The world witnesses as a colonial, occupying force, backed by Western munitions and money, massacres the people of Palestine, while extending the longstanding apartheid practices of weaponizing supply cutoffs of water, electricity, fuel/gas, and food against the Palestinian people.
Continually, in all of our communications and in our education programs, we repeat the basic statement of environmental justice principle:
“We struggle successfully for environmental justice, only when we fight against the systems and structures that cause environmental injustice. As we look around at the world’s major polluters, we find that they are the same corporations that exploit our labor, they are militaries who destroy communities and natural resources, and they are settlers and colonizers who view land as something to squeeze dry for pleasure and profit. The same forces that are causing environmental injustice are also causing social and political injustice– our crisis is multifaceted.
As we know that the same systems and the same forces who exploit the people also exploit the planet, our fate as working class and common people is directly tied to the fate of our environment.”
So when we look at the 80 years of brutal ethnic cleansing and land theft of the people of Palestine by imperialist and capitalist forces, we see clearly a war on the people of Palestine and a war being waged against the land and against the waters.

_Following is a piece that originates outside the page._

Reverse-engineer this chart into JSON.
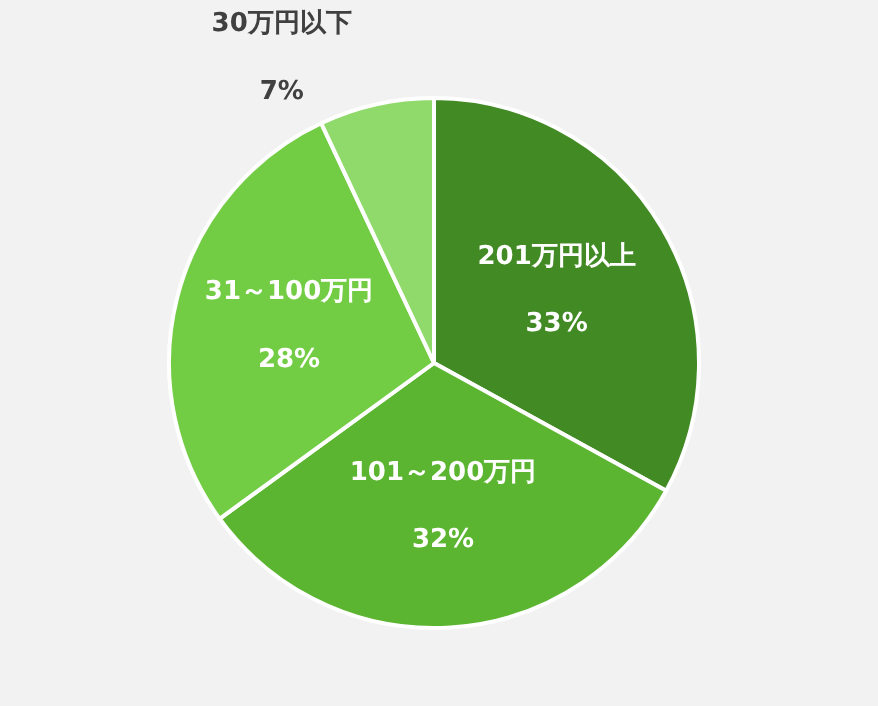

Who defends the land, who defends the trees, who defends the water, not as a resource for profit, but as a site of survival, a place that generates life, an ecosystem, a home, something sacred in and of itself?
The people of Palestine fight for their lives, day after day, month after month, year after year. Many in the richest nations and neighborhoods sit by watching as, yearly, mosques are raided and desecrated during Ramadan and other holy seasons. In Palestinian funeral processions, mourners are attacked and beaten in broad daylight by soldiers and police. The blockade is strangling a people in need of medical supplies and humanitarian aid. The occupying forces use contamination and water shutoffs to render Palestinian lands unlivable and susceptible to capture. Just as quickly as homes and farms are bulldozed, makeshift housing is occupied, sheep and crops are replaced by dumping sites and artificial water pumps and reservoirs contributing to desertification. Such is the environmental cost of apartheid. Palestine’s defenders fight against a regime of bulldozers and concrete crushers as well as tanks and fighter jets.
We understand who defends the trees.
Whoever defends themselves against the war-machines and the war-mongers of the wealthy nations, those driven by greed who crawl the earth in search of profits to extract and populations to exploit; whoever speaks up for themselves against colonial domination and capitalist extraction, against those who drop bombs from the sky to decimate the land, they also mount the greatest fight against pollution, and they, more than any, defend the trees, the soil, the air, the water. Whoever fights back against the earth’s greatest polluters must be the earth’s greatest defender, and our undying solidarity is the least we could lend to one another in such efforts.
Nothing could be more destructive of the environment than militarism, than hyper-industrialized militaries commanded by war-mongering politicians and lobbyists calling for the erasure of a people already trapped in an open-air prison in Gaza. The people of Palestine defend their humanity and their homes and in so doing, they defend the land, the soil, from bombs, shells, mortar, from pillage, from pollution, from devastating extraction. Palestine fights to defend regenerative ways of grazing and farming, in defending unlikely and unwilling frontline fighters, nomadic herders, fighting for their lives, their livelihoods, and their ways of living.
For the freedom fighter, and for everyday people, the land is not for profit; it is a site of survival. So too the water. In fighting for their survival, the people of Palestine fight for the sovereignty of the land and the water, free from the warships, aircraft, and guns, free from the same kind of blockade used to strangle Cuba. Such a fight is fundamentally a fight for water, clean, uncontaminated, uncaptured. Such is a fight for self-determination, revealing the oneness of a people with the land.
The people of Palestine—rising once more, with an overwhelming desperation, fighting against the odds, facing the stubborn backs of Western powers turned on their cries for recognition—defend not only themselves, but all oppressed people, all stateless people, all internally colonized, all imprisoned, ghettoized, deliberately starved, and systematically silenced people. We must defend Palestine as Palestine defends us all.
We must all join the calls echoing the world-over to FREE PALESTINE, to return stolen homes and homelands, to end military aid to the occupation forces, and to assert the human right to recognition, self-determination, and statehood for the people of Palestine.